You can take three tours in a panoramic bus and one tour in a historical tram using one ticket which is valid for 48 hours. You can get on and off as much as you want. We enjoyed it very much, just hop off somewhere and get lost in it. This is the best way to discover a city apart from walking around.
Daytrip to Cabo da Roca from Lisbon
There is an abundance of natural beauty, historic towns and sunny beaches surrounding Lisbon. You can visit Sintra, Cascais or as we did, the amazing Cabo da Roca as a daytrip.
Cabo da Roca is part of the Sintra-Cascais Natural Park, one of 13 natural parks in Portugal. Tourists flock to the area to see the Atlantic coast and its dramatic cliffs overlooking sandy beaches. Possibly it is one of the most photographed landmarks in Portugal and the westernmost point of Europe, or, „End of Europe” as it was known in former times. The varied facets and smalls details of the coast makes it worthy to be photographed.
It’s easy to travel by train in Portugal, so we decided to make a stop between Lisbon and Porto at a city named Coimbra, away from the typical tourist hotspots. It is a nice, small city with an imposing university square and friendly people. Ideal for a day-trip.
We arrived in Porto – the capital of the North – early in the afternoon.

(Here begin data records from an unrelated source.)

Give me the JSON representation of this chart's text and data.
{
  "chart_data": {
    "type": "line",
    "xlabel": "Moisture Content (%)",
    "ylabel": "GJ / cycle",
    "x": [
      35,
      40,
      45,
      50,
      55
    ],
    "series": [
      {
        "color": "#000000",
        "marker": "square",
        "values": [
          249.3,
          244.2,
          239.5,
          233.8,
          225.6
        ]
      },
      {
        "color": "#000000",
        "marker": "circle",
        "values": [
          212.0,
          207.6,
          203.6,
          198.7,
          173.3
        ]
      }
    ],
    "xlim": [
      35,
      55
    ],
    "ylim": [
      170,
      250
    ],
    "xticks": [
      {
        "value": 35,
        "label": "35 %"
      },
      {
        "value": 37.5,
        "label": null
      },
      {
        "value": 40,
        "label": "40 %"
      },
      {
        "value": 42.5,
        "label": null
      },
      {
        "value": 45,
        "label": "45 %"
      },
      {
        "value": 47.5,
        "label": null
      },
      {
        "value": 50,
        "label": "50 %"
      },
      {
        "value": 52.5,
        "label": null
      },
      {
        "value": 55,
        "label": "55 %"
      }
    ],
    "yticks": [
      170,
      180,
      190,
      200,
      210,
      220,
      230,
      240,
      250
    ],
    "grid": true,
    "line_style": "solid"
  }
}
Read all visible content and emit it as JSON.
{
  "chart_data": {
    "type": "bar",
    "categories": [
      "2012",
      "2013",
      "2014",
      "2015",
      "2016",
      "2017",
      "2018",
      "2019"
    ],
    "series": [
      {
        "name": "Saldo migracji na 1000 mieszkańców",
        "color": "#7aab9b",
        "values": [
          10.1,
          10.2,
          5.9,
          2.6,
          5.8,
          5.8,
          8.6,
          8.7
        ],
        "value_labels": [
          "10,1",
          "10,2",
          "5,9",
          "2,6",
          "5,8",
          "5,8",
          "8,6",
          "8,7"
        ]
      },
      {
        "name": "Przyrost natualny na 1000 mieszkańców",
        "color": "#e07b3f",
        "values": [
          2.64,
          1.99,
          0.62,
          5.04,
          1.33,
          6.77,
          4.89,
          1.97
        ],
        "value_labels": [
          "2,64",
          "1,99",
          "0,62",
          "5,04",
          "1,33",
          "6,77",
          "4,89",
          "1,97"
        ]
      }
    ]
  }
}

In the first minute I felt that it is something different as Lisbon, not better or worst just different. My friend didn’t agree with me but for me Porto was a bit similar like Budapest because of the river and the bridges, historical buildings but without smog and trash and too many people. This city is a mix of old and new, a modern city with classical charm. Walking in the old streets, staring at the buildings and watching the river from one of the nice bridges is something special. Cost of living in Porto is amazingly low, which made me seriously consider learning Portuguese and moving to this city someday.
What we really liked in Porto:
Porto’s riverside quarter is a magical labyrinth of narrow, winding streets, zigzag alleyways and arcades. We loved getting lost in these small, medieval streets. Porto's riverside quarter, known as the Ribeira, is one of the city's oldest neighborhoods. The area was designated a UNESCO World Heritage Site in1996. The Dom Luís I bridge is a true icon of the city and a marvel of 19th century engineering. The bridge spans across the River Douro between Porto on the north bank and Vila Nova de Gaia on the south bank. It was designed by German architect Téophile Seyrig, a business partner of French engineer Alexandre Gustave Eiffel. Originally meant for road traffic, now the upper part carries the Porto metro and a pedestrian walkway, while the lower deck is for road traffic
and pedestrians as well.
One of the best things that you can do in Porto is winetasting. From Ribeira, cross the D. Luís foot bridge and you’ll see the wine cellars. Choose one and enjoy the Port wine while watching the river with the boats and enjoying the sunshine.
The Santa Catarina street is where you should head for shopping in Porto. This pedestrian street in the high part of the city begins in Batalha square, where you can see the church of San Antonio de los Congregados.
If you are both a traveler and a Harry Potter fan, you have to visit the Lello bookshop which inspired some of the Harry Potter stories.
A visit to Porto is never complete without tasting one of its most iconic dishes, the king of sandwiches, the Francesinha. This dish was created by Portuguese immigrants to France. Francesinha is made with bread ham, Linguiça (a Portuguese sausage), steak or roast beef, everything covered with melted cheese and a special tomato and beer sauce. Most of the times it’s served with a fried egg on top and French Fries that you can dip in the sauce. The best places are full, so it is worth to make a reservation in advance.
After such an amazing experience, we could do only two things: buy a bottle of Port wine and check our calendar to schedule our next Portuguese vacation.